If you set capabilities, the entry only runs for those media types. Suggested defaults when you opt in:

  • openai, anthropic: image
  • google (Gemini API): image + audio + video
  • CLI entries: declare the exact capabilities you support.

If you omit capabilities, the entry is eligible for the list it appears in.

Provider support matrix (Clawdbot integrations)

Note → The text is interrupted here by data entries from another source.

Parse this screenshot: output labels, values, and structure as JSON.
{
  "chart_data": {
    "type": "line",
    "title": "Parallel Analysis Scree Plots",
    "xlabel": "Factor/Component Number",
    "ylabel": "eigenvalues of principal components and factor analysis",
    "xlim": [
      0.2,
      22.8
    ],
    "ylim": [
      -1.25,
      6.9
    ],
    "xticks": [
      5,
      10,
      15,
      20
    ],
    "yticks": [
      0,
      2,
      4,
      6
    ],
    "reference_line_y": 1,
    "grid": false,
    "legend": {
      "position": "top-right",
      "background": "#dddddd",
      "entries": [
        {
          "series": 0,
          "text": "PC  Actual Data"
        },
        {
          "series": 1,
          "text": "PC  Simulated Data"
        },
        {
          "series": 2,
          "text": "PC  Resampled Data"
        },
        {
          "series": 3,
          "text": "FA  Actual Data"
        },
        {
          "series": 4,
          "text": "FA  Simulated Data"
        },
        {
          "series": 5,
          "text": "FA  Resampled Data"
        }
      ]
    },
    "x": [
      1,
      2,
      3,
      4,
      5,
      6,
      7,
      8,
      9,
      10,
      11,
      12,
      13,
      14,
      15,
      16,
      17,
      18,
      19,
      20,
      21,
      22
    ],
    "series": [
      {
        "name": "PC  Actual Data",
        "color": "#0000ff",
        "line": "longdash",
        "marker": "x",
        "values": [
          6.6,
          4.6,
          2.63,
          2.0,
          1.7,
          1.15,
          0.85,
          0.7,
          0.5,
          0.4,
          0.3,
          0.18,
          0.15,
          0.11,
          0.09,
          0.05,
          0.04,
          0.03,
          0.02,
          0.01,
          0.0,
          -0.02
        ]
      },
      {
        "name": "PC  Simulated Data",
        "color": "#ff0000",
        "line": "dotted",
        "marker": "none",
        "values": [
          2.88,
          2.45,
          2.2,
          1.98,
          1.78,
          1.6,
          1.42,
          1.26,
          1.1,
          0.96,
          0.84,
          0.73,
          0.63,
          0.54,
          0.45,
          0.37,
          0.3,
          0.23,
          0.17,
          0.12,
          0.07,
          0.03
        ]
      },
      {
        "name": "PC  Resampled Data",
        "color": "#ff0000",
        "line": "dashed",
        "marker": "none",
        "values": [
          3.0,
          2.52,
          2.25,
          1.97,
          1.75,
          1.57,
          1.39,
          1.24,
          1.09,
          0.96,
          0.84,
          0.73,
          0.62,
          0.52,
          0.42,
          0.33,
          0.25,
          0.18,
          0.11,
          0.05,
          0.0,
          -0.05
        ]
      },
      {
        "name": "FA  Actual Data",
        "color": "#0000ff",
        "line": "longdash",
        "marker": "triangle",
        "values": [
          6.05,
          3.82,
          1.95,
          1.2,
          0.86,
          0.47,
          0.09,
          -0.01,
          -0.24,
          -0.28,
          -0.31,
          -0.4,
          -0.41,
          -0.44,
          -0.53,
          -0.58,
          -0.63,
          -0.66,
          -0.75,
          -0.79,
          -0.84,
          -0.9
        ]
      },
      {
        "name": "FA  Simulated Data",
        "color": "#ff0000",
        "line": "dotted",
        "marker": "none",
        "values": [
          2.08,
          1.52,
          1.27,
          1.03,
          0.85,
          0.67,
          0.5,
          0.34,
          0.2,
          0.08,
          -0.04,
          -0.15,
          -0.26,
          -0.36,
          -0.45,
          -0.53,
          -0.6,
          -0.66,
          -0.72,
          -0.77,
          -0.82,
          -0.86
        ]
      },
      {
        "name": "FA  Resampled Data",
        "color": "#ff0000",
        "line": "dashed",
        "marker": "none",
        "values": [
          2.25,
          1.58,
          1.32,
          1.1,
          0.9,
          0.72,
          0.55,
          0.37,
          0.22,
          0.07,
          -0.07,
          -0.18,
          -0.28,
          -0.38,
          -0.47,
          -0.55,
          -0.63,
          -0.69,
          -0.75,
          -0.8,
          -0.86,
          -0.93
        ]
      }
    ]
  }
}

Capability Provider integration Notes
Image OpenAI / Anthropic / Google / others via pi-ai Any image-capable model in the registry works.
Audio OpenAI, Groq Provider transcription (Whisper).
Video Google (Gemini API) Provider video understanding.

Image

  • Prefer your active model if it supports images.
  • Good defaults: openai/gpt-5.2, anthropic/claude-opus-4-5, google/gemini-3-pro-preview.

Audio

  • openai/whisper-1 or groq/whisper-large-v3-turbo.
  • CLI fallback: whisper binary.

Video

  • google/gemini-3-flash-preview (fast), google/gemini-3-pro-preview (richer).
  • CLI fallback: gemini CLI (supports read_file on video/audio).

Config examples

1) Audio + Video only (image off)

{
  tools: {
    media: {
      audio: {
        enabled: true,
        models: [
          { provider: "openai", model: "whisper-1" },
          {
            type: "cli",
            command: "whisper",
            args: ["--model", "base", "{{MediaPath}}"]
          }
        ]
      },
      video: {
        enabled: true,
        maxChars: 500,
        models: [
          { provider: "google", model: "gemini-3-flash-preview" },
          {
            type: "cli",
            command: "gemini",
            args: [
              "-m",
              "gemini-3-flash",
              "--allowed-tools",
              "read_file",
              "Read the media at {{MediaPath}} and describe it in <= {{MaxChars}} characters."
            ]
          }
        ]
      }
    }
  }
}

2) Optional image understanding

{
  tools: {
    media: {
      image: {
        enabled: true,
        maxBytes: 10485760,
        maxChars: 500,
        models: [
          { provider: "openai", model: "gpt-5.2" },
          { provider: "anthropic", model: "claude-opus-4-5" },
          {
            type: "cli",
            command: "gemini",
            args: [
              "-m",
              "gemini-3-flash",
              "--allowed-tools",
              "read_file",
              "Read the media at {{MediaPath}} and describe it in <= {{MaxChars}} characters."
            ]
          }
        ]
      }
    }
  }
}

3) Multimodal single entry (explicit capabilities)

{
  tools: {
    media: {
      image: { models: [{ provider: "google", model: "gemini-3-pro-preview", capabilities: ["image", "video", "audio"] }] },
      audio: { models: [{ provider: "google", model: "gemini-3-pro-preview", capabilities: ["image", "video", "audio"] }] },
      video: { models: [{ provider: "google", model: "gemini-3-pro-preview", capabilities: ["image", "video", "audio"] }] }
    }
  }
}

Notes

  • Understanding is besteffort. Errors do not block replies.
  • Attachments are still passed to models even when understanding is disabled.
  • Use scope to limit where understanding runs (e.g. only DMs).